Schwartz laid his forefinger confidentially along the side of his big red nose. 'I understand,' he said, 'you were just going out to get some.' He put his sister's bag on one of the chairs in the hall, and took Jack's arm in the friendliest manner. 'Suppose you come along with me?' he suggested. 'I am the man to help you to the best tap of wine in Frankfort. Bless your heart! you needn't feel ashamed of being in my company. My sister's a most respectable woman. And what do you think I am? I'm one of the city officers. Ho! ho! just think of that! I'm not joking, mind. The regular Night Watchman at the Deadhouse is ill in bed, and they're obliged to find somebody to take his place till he gets well again. I'm the Somebody. They tried two other men—but the Deadhouse gave them the horrors. My respectable sister spoke for me, you know. 'The regular watchman will be well in a week,' she says; 'try him for a week.' And they tried me. I'm not proud, though I am a city officer. Come along—and let me carry the bottle.'

'The bottle' again! And, just as this intrusive person spoke of it, Joseph's voice was audible below, and Joseph's footsteps gave notice that he was ascending the kitchen stairs. In the utter bewilderment of the moment, Jack ran out, with the one idea of escaping the terrible possibilities of discovery in the hall. He heard the door closed behind him—then heavy boots thumping the pavement at a quick trot. Before he had got twenty yards from the house, the vinous breath of Schwartz puffed over his shoulder, and the arm of the deputy-night-watchman took possession of him again.
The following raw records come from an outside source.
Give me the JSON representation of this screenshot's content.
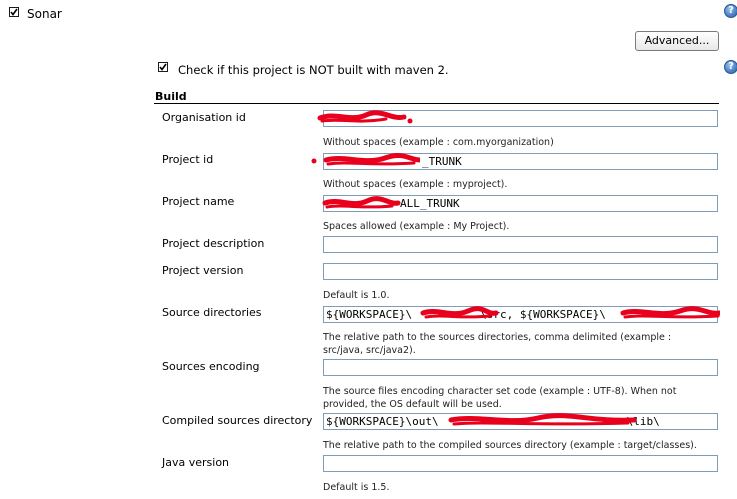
{
  "sonar": {
    "label": "Sonar",
    "checked": true
  },
  "advanced_button": "Advanced...",
  "not_maven": {
    "label": "Check if this project is NOT built with maven 2.",
    "checked": true
  },
  "section_title": "Build",
  "rows": [
    {
      "label": "Organisation id",
      "value": "",
      "hint": "Without spaces (example : com.myorganization)"
    },
    {
      "label": "Project id",
      "value": "_TRUNK",
      "hint": "Without spaces (example : myproject)."
    },
    {
      "label": "Project name",
      "value": "ALL_TRUNK",
      "hint": "Spaces allowed (example : My Project)."
    },
    {
      "label": "Project description",
      "value": "",
      "hint": ""
    },
    {
      "label": "Project version",
      "value": "",
      "hint": "Default is 1.0."
    },
    {
      "label": "Source directories",
      "value": "${WORKSPACE}\\",
      "value_b": "\\src, ${WORKSPACE}\\",
      "hint": "The relative path to the sources directories, comma delimited (example : src/java, src/java2)."
    },
    {
      "label": "Sources encoding",
      "value": "",
      "hint": "The source files encoding character set code (example : UTF-8). When not provided, the OS default will be used."
    },
    {
      "label": "Compiled sources directory",
      "value": "${WORKSPACE}\\out\\",
      "value_b": "\\lib\\",
      "hint": "The relative path to the compiled sources directory (example : target/classes)."
    },
    {
      "label": "Java version",
      "value": "",
      "hint": "Default is 1.5."
    }
  ],
  "redaction_color": "#e8001c"
}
'Not too fast—I'm nimble on my legs for a man of my age—but not too fast,' said his new friend. 'You're just the sort of little man I like. My sister will tell you I take sudden fancies to people of your complexion. My sister's a most respectable woman. What's your name?—Jack? A capital name! Short, with a smack in it like the crack of a whip. Do give me the bottle!' He took it this time, without waiting to have it given to him. 'There! might drop it, you know,' he said. 'It's safe in my friendly hands. Where are you going to? You don't deal, I hope, at the public-house up that way? A word in your ear—the infernal scoundrel waters his wine. Here's the turning where the honest publican lives. I have the truest affection for him. I have the truest affection for you. Would you like to see the Deadhouse, some night? It's against the rules; but that don't matter. The cemetery overseer is a deal too fond of his bed to turn out these cold nights and look after the watchman. It's just the right place for me. There's nothing to do but to drink, when you have got the liquor; and to sleep, when you haven't. The Dead who come our way, my little friend, have one great merit. We are supposed to help them, if they're perverse enough to come to life again before they're buried. There they lie in our house, with one end of the line tied to their fingers, and the other end at the spring of the alarm-bell. And they have never rung the bell yet—never once, bless their hearts, since the Deadhouse was built! Come and see me in the course of the week, and we'll drink a health to our quiet neighbors.'

They arrived at the door of the public-house.

'You've got some money about you, I suppose?' said Schwartz.

Madame Fontaine's generosity, when she gave Jack the money to buy a pair of gloves, had left a small surplus in his pocket. He made a last effort to escape from the deputy-watchman. 'There's the money,' he said. 'Give me back the bottle, and go and drink by yourself.'

Schwartz took him by the shoulder, and surveyed him from head to foot by the light of the public-house lamp. 'Drink by myself?' he repeated. 'Am I a jolly fellow, or am I not? Yes, or No?'

'Yes,' said Jack, trying hard to release himself.

Schwartz tightened his hold. 'Did you ever hear of a jolly fellow, who left his friend at the public-house door?' he asked.

'If you please, sir, I don't drink,' Jack pleaded.

Schwartz burst into a great roar of laughter, and kicked open the door of the public-house. 'That's the best joke I ever heard in my life,' he said. 'We've got money enough to fill the bottle, and to have a glass a-piece besides.